A related proposal, the Citizens Growth Management Initiative, will also be going on the ballot in November. Being proposed by Citizens for Growth Management, the Sierra Club and about 30 other groups around the state, this initiative addresses statutory change at the state level. Proponents of this proposal say that the original Growing Smarter Package passed recently does not have enough teeth, weakens community based support and allows developers too much leverage, says Renee Guillory, campaign coordinator for Citizens for Growth Management.

“These are voluntary provisions that are meaningless, there’s no enforcement. Cities can already have voluntary service boundaries. Secondly, there is an ambiguity issue over impact fees, Growing Smart Plus will not require that growth pays for itself, and we think that is important,” says Guillory. “Thirdly, they have a bogus voter control provision, which only applies to general plans, and this is a really critical thing. Growing Smarter Plus only reinstates the same old general plan process that we currently have right now . . .it requires some cities to do votes on general plans every ten years. But in the meantime, the plans can be changed and don’t have to have public review before they are changed. This doesn’t even include county planning, and that’s a huge oversight.”

Both Citizens for Growth Management and Valley Partnership agree that wildcat subdivisions in the county level need to be reined in because they present serious public health problems and pit property owners against each other.

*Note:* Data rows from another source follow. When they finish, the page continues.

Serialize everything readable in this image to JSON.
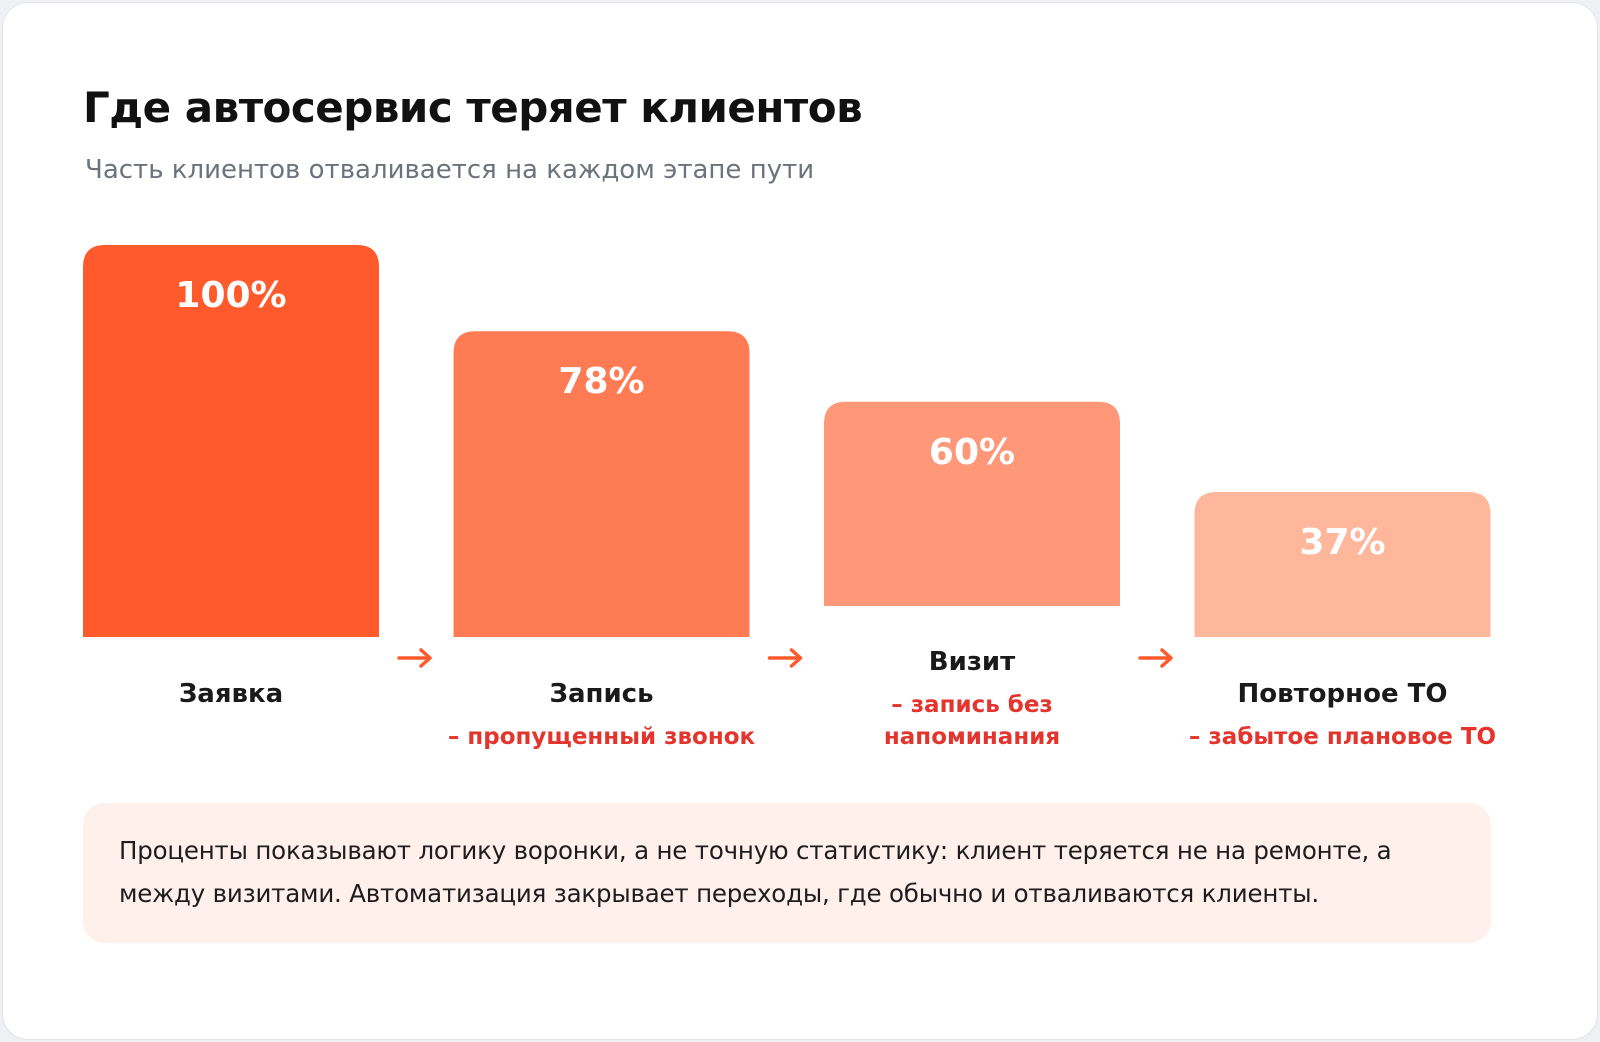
{
  "header": {
    "title": "Где автосервис теряет клиентов",
    "subtitle": "Часть клиентов отваливается на каждом этапе пути"
  },
  "chart_data": {
    "type": "bar",
    "title": "Где автосервис теряет клиентов",
    "subtitle": "Часть клиентов отваливается на каждом этапе пути",
    "categories": [
      "Заявка",
      "Запись",
      "Визит",
      "Повторное ТО"
    ],
    "values": [
      100,
      78,
      60,
      37
    ],
    "value_labels": [
      "100%",
      "78%",
      "60%",
      "37%"
    ],
    "losses": [
      [],
      [
        "– пропущенный звонок"
      ],
      [
        "– запись без",
        "напоминания"
      ],
      [
        "– забытое плановое ТО"
      ]
    ],
    "bar_colors": [
      "#ff5a2b",
      "#ff7b54",
      "#ff9878",
      "#ffb79b"
    ],
    "arrow_color": "#ff5a2b",
    "ylim": [
      0,
      100
    ],
    "grid": false,
    "legend": "none"
  },
  "note": {
    "line1": "Проценты показывают логику воронки, а не точную статистику: клиент теряется не на ремонте, а",
    "line2": "между визитами. Автоматизация закрывает переходы, где обычно и отваливаются клиенты."
  }
}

Because the Citizens Growth Management Initiative requires cities to draw up strict growth boundaries and requires that all changes in growth management plans be put to the ballot, some critics fear it could hamper economic development. Some, like Marc Spitzer, imagine a worst-case scenario, where local control is usurped by outside lobbying. “Anybody can sue over any development anywhere for any reason—you don’t have to live in Arizona, you don’t even have to live in this country, you can live in Mars,” says Spitzer. Guillory countered Spitzer’s accusations about frivolous lawsuits by pointing out that, under law tradition, anyone who is not effected by an issue is not likely to have their case heard.

Growth management issues have been contentious in Arizona and all parties involved admit that the issues are complicated. Despite Growing Smarter Plus’s warts, Betts–who is a land-use lawyer in the area of state and governmental regulation of land use and development projects—still believes this package works for everyone.

“I think Growing Smarter Plus is an excellent compromise and I believe the state needed a well-balanced package to both conserve meaningful open space areas and plan growth better in order to sustain our economy,” he says. “Although I have worked with development industries the last 20 years, I am realistic enough to believe that we couldn’t continue on the way we had been in the seventies and eighties. And we need to be more thoughtful about our built environment and the legacy we are going to leave behind.”

“Lines in the Sand: Future Growth at Turning Point” appeared in  the October/November 1999 issue of Arizona Business Magazine.